What are the benefits?
There are a few advantages that come with this type of loan, the first being that they are incredibly easy to apply for. Alternative lenders are based online so that application and approval process can be done from the comfort of your own home, with just a few simple pieces of information. Your application is reviewed, and a decision will be made based on affordability, rather than your credit score, or how you’ve paid your bills in the past, which is another huge benefit. Some lenders can provide money in your account the very same day that you apply – so if you need emergency funds, you don’t have to wait around for them. There is a huge range of options to choose from depending on which terms suit your needs best. Here are a few of the most popular options to choose from when it comes to short-term loans.
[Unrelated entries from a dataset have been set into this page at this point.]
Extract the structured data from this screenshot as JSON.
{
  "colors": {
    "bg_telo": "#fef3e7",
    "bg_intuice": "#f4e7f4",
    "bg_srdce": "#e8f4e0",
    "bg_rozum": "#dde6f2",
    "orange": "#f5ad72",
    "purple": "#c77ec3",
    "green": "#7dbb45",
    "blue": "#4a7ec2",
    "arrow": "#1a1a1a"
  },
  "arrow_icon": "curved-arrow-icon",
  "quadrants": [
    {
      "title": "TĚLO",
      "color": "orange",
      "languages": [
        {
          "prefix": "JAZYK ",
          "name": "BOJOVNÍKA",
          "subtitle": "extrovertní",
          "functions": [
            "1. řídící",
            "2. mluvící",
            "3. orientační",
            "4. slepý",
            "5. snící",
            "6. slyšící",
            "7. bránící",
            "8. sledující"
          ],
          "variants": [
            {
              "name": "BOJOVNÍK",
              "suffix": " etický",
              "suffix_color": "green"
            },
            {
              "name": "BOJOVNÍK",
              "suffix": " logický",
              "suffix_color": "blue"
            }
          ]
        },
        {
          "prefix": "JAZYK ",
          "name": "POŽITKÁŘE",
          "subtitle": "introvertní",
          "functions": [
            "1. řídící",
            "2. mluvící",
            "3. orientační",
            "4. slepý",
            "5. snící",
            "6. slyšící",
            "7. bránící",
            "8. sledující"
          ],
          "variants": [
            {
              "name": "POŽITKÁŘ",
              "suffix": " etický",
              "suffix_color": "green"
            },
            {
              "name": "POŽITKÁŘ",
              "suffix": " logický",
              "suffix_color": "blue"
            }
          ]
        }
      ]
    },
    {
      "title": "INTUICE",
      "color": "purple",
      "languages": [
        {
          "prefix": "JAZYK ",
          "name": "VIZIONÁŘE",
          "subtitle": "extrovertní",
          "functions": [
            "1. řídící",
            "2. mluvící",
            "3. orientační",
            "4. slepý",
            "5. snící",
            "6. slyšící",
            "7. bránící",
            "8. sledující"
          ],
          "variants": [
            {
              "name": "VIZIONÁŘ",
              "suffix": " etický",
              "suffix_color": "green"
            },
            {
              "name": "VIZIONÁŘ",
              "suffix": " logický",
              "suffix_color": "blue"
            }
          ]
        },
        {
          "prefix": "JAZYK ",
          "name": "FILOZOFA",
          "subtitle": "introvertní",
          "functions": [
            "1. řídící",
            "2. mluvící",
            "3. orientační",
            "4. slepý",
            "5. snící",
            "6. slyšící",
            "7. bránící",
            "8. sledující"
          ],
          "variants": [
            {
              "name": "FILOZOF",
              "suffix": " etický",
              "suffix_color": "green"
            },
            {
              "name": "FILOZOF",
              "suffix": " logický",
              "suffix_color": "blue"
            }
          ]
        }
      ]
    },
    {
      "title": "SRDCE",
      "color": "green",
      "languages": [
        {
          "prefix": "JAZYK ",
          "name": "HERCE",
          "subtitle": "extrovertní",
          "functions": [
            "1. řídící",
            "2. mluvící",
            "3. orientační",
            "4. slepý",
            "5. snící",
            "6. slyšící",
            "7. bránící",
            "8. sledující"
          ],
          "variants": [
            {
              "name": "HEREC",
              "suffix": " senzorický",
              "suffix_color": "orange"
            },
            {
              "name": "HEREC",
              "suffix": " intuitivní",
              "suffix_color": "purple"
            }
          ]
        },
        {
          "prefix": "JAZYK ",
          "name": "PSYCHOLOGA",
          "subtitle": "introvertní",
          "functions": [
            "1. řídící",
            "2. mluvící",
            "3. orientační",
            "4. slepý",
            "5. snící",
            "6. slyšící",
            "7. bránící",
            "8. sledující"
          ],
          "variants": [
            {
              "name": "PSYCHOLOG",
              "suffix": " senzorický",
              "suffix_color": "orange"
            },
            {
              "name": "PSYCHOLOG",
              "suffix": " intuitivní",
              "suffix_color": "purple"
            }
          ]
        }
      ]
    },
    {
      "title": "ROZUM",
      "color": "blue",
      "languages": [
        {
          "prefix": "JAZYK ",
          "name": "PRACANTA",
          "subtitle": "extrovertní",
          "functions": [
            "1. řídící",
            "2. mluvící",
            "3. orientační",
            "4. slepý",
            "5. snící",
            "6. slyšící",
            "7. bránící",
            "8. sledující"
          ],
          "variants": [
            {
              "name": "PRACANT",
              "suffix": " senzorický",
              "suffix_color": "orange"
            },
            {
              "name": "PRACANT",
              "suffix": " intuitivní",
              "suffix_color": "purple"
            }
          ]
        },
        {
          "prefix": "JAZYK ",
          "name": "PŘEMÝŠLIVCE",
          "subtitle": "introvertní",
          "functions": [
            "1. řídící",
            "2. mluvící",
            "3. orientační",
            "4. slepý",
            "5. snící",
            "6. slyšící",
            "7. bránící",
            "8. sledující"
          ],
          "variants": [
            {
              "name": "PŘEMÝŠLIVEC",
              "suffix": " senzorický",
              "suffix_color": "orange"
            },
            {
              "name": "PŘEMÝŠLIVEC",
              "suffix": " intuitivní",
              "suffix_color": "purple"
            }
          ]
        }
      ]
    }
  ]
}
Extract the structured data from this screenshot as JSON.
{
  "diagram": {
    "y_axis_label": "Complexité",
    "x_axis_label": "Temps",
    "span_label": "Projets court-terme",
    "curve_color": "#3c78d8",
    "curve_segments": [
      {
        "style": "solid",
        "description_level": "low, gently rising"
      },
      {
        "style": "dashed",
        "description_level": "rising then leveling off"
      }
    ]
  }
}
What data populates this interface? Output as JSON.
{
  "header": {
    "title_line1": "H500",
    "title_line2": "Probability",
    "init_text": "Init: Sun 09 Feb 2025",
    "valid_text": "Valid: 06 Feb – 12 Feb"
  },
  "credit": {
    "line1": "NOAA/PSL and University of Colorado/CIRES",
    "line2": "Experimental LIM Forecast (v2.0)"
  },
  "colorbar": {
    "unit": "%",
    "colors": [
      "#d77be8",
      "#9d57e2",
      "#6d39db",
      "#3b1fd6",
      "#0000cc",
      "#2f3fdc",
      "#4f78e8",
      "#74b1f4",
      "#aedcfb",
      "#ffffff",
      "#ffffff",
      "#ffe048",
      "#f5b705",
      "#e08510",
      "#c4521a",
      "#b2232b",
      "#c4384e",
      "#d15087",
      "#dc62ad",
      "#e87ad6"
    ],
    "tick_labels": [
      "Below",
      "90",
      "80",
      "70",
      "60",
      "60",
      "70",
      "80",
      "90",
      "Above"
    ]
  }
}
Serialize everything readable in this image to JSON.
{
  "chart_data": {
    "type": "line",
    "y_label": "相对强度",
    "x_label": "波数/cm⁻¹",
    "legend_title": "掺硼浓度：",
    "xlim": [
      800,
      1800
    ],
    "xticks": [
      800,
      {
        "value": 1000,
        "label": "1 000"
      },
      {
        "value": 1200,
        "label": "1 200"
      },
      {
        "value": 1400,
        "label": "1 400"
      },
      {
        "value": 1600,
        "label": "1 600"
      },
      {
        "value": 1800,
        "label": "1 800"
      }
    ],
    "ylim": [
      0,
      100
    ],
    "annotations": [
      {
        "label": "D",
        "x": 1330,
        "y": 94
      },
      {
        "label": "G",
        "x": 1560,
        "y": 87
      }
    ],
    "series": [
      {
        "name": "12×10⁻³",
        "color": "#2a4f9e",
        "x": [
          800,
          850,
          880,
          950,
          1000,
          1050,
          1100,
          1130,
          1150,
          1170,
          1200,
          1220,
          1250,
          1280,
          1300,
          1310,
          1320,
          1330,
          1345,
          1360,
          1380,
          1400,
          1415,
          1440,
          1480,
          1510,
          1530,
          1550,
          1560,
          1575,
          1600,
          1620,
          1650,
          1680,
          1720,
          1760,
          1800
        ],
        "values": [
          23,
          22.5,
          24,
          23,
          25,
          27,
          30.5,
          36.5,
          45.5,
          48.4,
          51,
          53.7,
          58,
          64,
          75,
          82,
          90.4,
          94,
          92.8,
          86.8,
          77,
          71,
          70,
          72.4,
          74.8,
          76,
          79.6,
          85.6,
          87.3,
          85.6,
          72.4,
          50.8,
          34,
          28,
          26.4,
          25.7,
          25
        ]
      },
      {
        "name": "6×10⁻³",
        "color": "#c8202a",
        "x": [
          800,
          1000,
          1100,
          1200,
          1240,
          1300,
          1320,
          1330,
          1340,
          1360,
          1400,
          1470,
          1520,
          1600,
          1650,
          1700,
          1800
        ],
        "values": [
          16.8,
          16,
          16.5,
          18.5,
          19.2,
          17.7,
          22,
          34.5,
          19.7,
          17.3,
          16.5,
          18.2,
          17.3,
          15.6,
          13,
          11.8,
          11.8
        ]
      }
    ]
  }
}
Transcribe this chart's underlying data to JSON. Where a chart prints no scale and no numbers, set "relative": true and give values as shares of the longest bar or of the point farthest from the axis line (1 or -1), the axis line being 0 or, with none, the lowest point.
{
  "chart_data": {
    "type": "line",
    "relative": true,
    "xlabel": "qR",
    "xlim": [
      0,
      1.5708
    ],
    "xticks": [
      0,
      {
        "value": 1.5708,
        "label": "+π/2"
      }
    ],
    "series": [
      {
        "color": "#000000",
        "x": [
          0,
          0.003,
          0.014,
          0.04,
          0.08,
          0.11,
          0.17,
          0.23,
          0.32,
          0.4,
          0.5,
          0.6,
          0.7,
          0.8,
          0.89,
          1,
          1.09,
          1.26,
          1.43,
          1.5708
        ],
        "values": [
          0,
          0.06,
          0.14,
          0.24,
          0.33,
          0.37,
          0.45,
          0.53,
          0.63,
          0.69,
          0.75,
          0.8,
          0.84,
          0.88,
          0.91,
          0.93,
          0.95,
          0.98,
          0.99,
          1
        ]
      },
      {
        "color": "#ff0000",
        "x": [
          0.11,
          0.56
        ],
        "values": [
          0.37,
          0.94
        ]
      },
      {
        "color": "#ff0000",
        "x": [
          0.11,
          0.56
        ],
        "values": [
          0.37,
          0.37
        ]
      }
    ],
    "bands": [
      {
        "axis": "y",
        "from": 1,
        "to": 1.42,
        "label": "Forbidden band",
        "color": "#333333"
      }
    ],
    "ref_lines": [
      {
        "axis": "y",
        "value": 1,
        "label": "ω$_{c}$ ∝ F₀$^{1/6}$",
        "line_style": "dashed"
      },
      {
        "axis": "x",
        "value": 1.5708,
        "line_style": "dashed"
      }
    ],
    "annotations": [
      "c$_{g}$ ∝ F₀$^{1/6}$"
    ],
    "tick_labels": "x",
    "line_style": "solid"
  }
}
These loans are some of the shortest on the list when it comes to the repayment period. They are there to help tide you over if you’re struggling to stretch your income to the end of the month due to an unprecedented crisis. These loans will typically need to be paid off when your monthly wage comes in. They have a repayment period of around a month, and because of this, they often have some of the highest interest rates. Whilst they can be used if you are struggling, you should make sure that you can afford to pay off the loan, with the accurate amount of interest applied before applying. They are accessible for those who have a bad credit history, and they’re easy and quick to apply for.
Loans for bad credit
Bad credit loans are different to payday loans as they have slightly longer repayment terms. They are still classed as short-term loans, but the term tends to range from between 3-6 months, spreading the cost of the amount you choose to borrow. They allow you to borrow a small amount of money, and online direct lenders that offer these loans make their approval decisions on affordability, rather than credit score so they are highly accessible. Again, it’s always best to check the interest rates with these loans, especially if you have a low credit score.
Same day loans
There may come a time when you need money, quickly – to help you deal with an emergency. This is where same-day loans can come in useful. These loans are another type of short-term option that, like bad credit loans, typically have a repayment term of 3-6 months. Because online lenders have an easy application process and don’t require as much information as traditional lenders do, you can complete your application, and be approved the same day. Lenders will work as quickly as possible to decide on line with affordability checks, so you can benefit from the amount of cash you need when you need it most.